Lawrence Mitchell’s output is not limited to books alone. His thoughts have been published in several different magazines, in both article and chapter form. Listed below is only a small sample of the many publications Lawrence has made outside of full books:
Gentleman’s Agreement: The Antisemitic Origins of Restrictions on Stockholder Litigation, 36 Queen’s Law Journal 71 (2010)
This article delves into the circumstances under which the first security-for-expense statute was adopted in 1944 by New York, using it as an example to show that seemingly innocuous legislation can originate in bigotry and prejudice
Financialism: A Brief History, in THE EMBEDDED CORPORATION (Cynthia A. Williams and Peer Zumbansen, eds.:Cambridge University Press; 2010)
Aimed at describing various financial, economic, and legal developments in the USA between the years of 1952 and 2007, this article argues that they combine to transform the American economic system from capitalism into a process called Financialism that strips future economic profits for present consumption, leading to unsustainable capitalism and intergenerational inequity.
Toward a New Law and Economics: The Case of the Stock Market, (in circulation; available on SSRN.com) (2010)
This text exemplifies a new perspective toward the examination of the role of the U.S. public equity markets, and ultimately suggests that their part in real economic growth is extremely limited.

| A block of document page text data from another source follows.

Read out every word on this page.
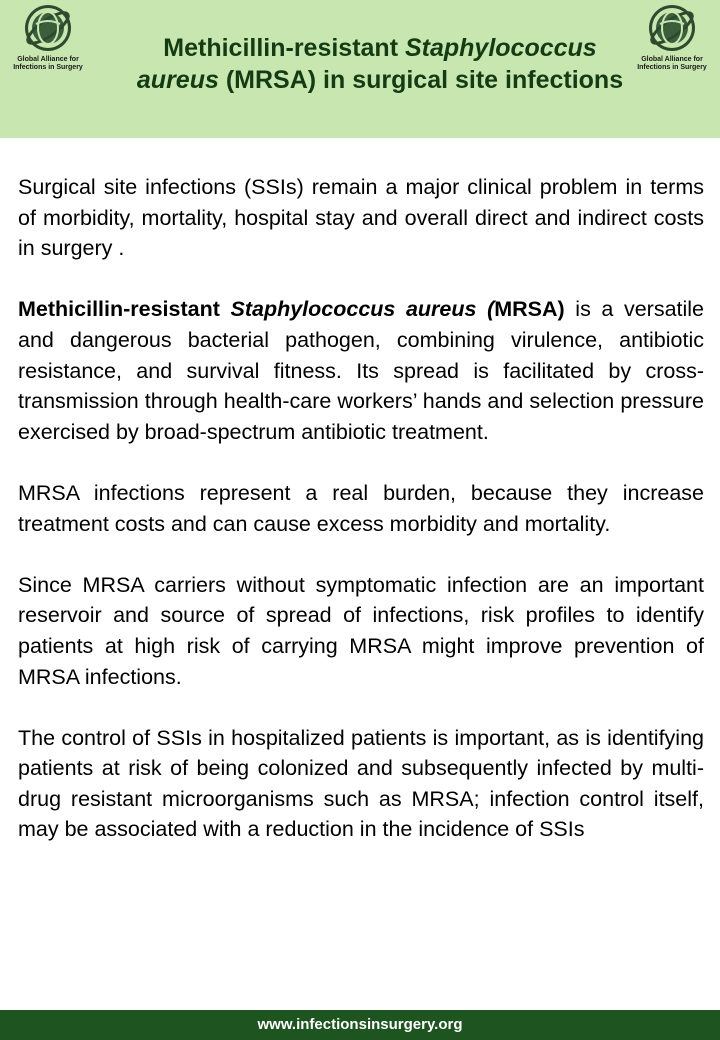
Global Alliance for
Infections in Surgery
Methicillin-resistant Staphylococcus aureus (MRSA) in surgical site infections
Global Alliance for
Infections in Surgery

Surgical site infections (SSIs) remain a major clinical problem in terms of morbidity, mortality, hospital stay and overall direct and indirect costs in surgery .

Methicillin-resistant Staphylococcus aureus (MRSA) is a versatile and dangerous bacterial pathogen, combining virulence, antibiotic resistance, and survival fitness. Its spread is facilitated by cross-transmission through health-care workers’ hands and selection pressure exercised by broad-spectrum antibiotic treatment.

MRSA infections represent a real burden, because they increase treatment costs and can cause excess morbidity and mortality.

Since MRSA carriers without symptomatic infection are an important reservoir and source of spread of infections, risk profiles to identify patients at high risk of carrying MRSA might improve prevention of MRSA infections.

The control of SSIs in hospitalized patients is important, as is identifying patients at risk of being colonized and subsequently infected by multi-drug resistant microorganisms such as MRSA; infection control itself, may be associated with a reduction in the incidence of SSIs

www.infectionsinsurgery.org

Mitchell’s research and logic break down a political facade that has misled many for generations.
The Financial Determinants of Corporate Governance (with Dalia T. Mitchell), in CORPORATE GOVERNANCE (H. Kent Baker and Ronald Anderson, eds; John Wiley & Sons; 2010)
This powerfully insightful chapter, published together with similar excerpts, is a base level exploration of the interdependence of finance and corporate governance, demonstrating that the laws governing corporations primarily have developed to satisfy the needs of those who finance them. Mitchell worries that such a unidirectional development leads to legal and economic disregard of other stakeholders who depend upon corporations.
The Legitimate Rights of Public Shareholders 66 Wash. & Lee L. Rev. 1635 (2010) (selected for republication in Corporate Practice Commentator, R. Thompson, ed.)
Recently, an academic debate covering the right of expanding the public shareholders’ participation in corporate governance has split many politicians into fractured parties. The debate has accompanied a dramatic increase in institutional shareholder and hedge fund activism attempting to influence the conduct of corporate affairs. Mitchell shows that public stockholders largely have been irrelevant in financing productive corporate activity.